While LEAP2 did not alter the alcohol intake at the 2-hour timepoint (t8 = 0.65, P = 0.5359, Fig. 3A) in female rats under the same conditions (5.9±0.6 g/kg), it reduced it at the 4-hour timepoint (t8 = 3.36, P = 0.0100, Fig. 3B). Additionally, LEAP2 did not influence alcohol intake at the 24-hour (t8 = 1.11, P = 0.3011, Fig. 3C) timepoint. Further, LEAP2 did not change the food intake at the 2- (t8 = 0.40, P = 0.6994, Fig. 3D), 4- (t8 = 1.06, P = 0.3308, Fig. 3E) or 24- (t8 = 1.10, P = 0.3052, Fig. 3F) hour timepoints. Neither did LEAP2 influence the water intake at any investigated timepoints (2-hour, Fig. 3G, t8 = 0.98, P = 0.3561; 4-hour, Fig. 3H, t8 = 1.41, P = 0.1970; 24-hour, Fig. 3I, t8 = 0.36, P = 0.7316). However, LEAP2 reduced the body weight change (Fig. 3J, t8 = 2.58, P = 0.0325). LEAP2 treatment did not alter the preference for alcohol (2-hour, t8 = 1.54, P = 0.1620; 4-hour, t8 = 0.45, P = 0.6656; 24-hour, t8 = 0.58, P = 0.5802) or total fluid intake (2-hour, t8 = 0.84, P = 0.4242; 4-hour, t8 = 2.16, P = 0.0627; 24-hour, t8 = 0.77, P = 0.4637, Supplementary Fig. 2G-L).
In a separate set of alcohol-consuming female rats, LEAP2 was measured in serum. However, LEAP2 was not detected in serum from female rats due to concentrations below the detection limit.
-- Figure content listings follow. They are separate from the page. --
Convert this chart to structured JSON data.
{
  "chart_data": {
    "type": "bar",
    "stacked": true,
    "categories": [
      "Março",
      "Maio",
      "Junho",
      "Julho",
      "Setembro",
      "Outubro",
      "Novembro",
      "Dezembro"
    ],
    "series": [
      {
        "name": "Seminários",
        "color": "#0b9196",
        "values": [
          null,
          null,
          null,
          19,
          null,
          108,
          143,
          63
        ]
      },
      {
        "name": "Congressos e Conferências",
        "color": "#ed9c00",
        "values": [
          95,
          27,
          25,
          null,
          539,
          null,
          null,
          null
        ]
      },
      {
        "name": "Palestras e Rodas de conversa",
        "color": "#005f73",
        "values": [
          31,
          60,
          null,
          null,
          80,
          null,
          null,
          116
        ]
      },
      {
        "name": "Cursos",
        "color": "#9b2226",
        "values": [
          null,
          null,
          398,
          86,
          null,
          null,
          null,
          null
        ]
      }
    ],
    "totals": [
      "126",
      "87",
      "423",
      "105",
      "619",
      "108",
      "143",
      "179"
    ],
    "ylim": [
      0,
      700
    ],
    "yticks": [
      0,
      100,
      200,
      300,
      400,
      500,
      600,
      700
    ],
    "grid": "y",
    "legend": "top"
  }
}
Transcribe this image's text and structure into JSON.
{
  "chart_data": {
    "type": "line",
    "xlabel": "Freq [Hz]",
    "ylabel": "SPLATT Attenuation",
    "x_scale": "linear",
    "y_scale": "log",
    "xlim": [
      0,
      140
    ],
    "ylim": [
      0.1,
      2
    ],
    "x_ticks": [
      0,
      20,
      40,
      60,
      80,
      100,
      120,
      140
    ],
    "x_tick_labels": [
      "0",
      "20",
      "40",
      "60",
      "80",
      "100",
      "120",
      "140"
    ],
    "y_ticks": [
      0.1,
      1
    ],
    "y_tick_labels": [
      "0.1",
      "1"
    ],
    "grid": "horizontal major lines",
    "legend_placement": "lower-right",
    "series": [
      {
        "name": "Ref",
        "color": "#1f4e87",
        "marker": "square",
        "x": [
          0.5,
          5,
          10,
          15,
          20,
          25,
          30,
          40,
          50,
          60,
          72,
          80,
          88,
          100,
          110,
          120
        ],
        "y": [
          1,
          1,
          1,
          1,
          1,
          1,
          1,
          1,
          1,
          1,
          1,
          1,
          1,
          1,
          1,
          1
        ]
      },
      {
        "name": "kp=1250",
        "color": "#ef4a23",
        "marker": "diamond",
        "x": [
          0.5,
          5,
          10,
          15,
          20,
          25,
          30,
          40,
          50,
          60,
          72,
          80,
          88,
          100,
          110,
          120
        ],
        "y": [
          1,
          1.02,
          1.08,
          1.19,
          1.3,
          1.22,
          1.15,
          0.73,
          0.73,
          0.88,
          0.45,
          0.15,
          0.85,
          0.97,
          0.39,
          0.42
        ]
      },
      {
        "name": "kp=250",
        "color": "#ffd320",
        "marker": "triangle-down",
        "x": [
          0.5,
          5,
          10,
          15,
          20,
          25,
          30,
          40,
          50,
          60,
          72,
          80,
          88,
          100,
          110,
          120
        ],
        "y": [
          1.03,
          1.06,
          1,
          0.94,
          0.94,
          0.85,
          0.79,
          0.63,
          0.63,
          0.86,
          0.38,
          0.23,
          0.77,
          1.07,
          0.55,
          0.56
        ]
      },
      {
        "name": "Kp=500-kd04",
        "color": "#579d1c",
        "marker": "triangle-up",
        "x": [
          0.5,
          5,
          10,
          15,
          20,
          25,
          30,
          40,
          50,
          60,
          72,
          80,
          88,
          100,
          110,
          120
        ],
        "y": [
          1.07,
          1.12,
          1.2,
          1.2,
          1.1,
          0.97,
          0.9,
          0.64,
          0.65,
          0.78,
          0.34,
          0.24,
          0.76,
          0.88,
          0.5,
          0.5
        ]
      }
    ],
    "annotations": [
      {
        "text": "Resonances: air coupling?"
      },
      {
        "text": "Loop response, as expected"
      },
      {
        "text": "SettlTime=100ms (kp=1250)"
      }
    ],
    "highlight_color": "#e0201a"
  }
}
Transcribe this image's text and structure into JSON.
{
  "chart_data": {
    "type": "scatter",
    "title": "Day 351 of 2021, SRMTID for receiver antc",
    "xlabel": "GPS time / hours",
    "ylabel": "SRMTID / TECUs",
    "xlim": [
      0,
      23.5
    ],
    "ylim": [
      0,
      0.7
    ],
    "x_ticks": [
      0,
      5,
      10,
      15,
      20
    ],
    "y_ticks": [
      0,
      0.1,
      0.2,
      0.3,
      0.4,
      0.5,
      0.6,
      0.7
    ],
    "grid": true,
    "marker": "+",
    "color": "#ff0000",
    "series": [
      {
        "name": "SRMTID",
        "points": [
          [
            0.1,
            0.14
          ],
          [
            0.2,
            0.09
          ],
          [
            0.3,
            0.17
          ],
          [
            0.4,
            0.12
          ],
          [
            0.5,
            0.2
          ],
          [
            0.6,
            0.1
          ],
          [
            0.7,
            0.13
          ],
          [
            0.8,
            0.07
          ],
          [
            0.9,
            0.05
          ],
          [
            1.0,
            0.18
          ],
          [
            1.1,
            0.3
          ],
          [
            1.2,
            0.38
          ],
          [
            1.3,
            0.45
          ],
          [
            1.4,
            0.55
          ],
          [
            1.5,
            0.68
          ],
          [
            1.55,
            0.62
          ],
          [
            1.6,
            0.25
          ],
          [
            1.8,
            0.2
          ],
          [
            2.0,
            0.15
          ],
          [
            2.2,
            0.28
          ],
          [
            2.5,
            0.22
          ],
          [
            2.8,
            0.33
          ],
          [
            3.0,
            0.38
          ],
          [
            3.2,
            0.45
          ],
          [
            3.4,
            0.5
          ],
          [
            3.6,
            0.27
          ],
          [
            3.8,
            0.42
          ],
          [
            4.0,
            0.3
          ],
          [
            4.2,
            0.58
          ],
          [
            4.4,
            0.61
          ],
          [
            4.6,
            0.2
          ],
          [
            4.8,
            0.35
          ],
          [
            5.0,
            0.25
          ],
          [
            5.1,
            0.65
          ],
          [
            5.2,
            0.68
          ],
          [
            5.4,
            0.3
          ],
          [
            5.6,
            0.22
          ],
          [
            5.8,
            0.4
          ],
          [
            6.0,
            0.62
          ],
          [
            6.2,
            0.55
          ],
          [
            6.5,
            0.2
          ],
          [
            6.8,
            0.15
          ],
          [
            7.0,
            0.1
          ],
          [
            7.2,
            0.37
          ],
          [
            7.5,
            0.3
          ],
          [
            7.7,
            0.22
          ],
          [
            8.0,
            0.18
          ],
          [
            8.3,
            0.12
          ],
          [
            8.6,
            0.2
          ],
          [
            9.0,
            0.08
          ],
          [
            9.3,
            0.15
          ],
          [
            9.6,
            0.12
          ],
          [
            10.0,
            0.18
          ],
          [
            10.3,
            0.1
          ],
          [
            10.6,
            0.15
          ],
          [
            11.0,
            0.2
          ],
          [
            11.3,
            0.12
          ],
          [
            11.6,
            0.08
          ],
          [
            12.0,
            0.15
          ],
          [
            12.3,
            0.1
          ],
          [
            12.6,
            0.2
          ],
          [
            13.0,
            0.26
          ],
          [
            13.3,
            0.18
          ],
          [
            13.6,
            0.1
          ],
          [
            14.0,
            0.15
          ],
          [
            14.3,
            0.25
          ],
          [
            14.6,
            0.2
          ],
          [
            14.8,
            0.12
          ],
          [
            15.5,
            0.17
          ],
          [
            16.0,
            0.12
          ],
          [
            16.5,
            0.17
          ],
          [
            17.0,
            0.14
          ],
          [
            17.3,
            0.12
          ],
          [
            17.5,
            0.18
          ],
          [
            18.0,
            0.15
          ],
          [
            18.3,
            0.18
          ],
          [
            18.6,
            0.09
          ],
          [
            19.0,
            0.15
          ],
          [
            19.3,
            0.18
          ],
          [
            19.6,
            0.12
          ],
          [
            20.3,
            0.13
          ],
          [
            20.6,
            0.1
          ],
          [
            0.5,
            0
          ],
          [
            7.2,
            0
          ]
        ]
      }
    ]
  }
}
In male rats, central LEAP2 infusion lowered the total caloric intake at the 2-hour time point (t5 = 3.13, P = 0.0259; Supplementary Fig. 3A), while it did not influence it at 4- or 24-hour time points (t5 = 1.09, P = 0.3260 and t5 = 1.28, P = 0.2571; Supplementary Fig. 3B-C). In female rats, the caloric intake is similar in rats treated with vehicle or LEAP2 (t8 = 0.41, P = 0.6897; t8 = 1.36, P = 0.2123; t8 = 1.35, P = 0.2131; Supplementary Fig. 3D-F).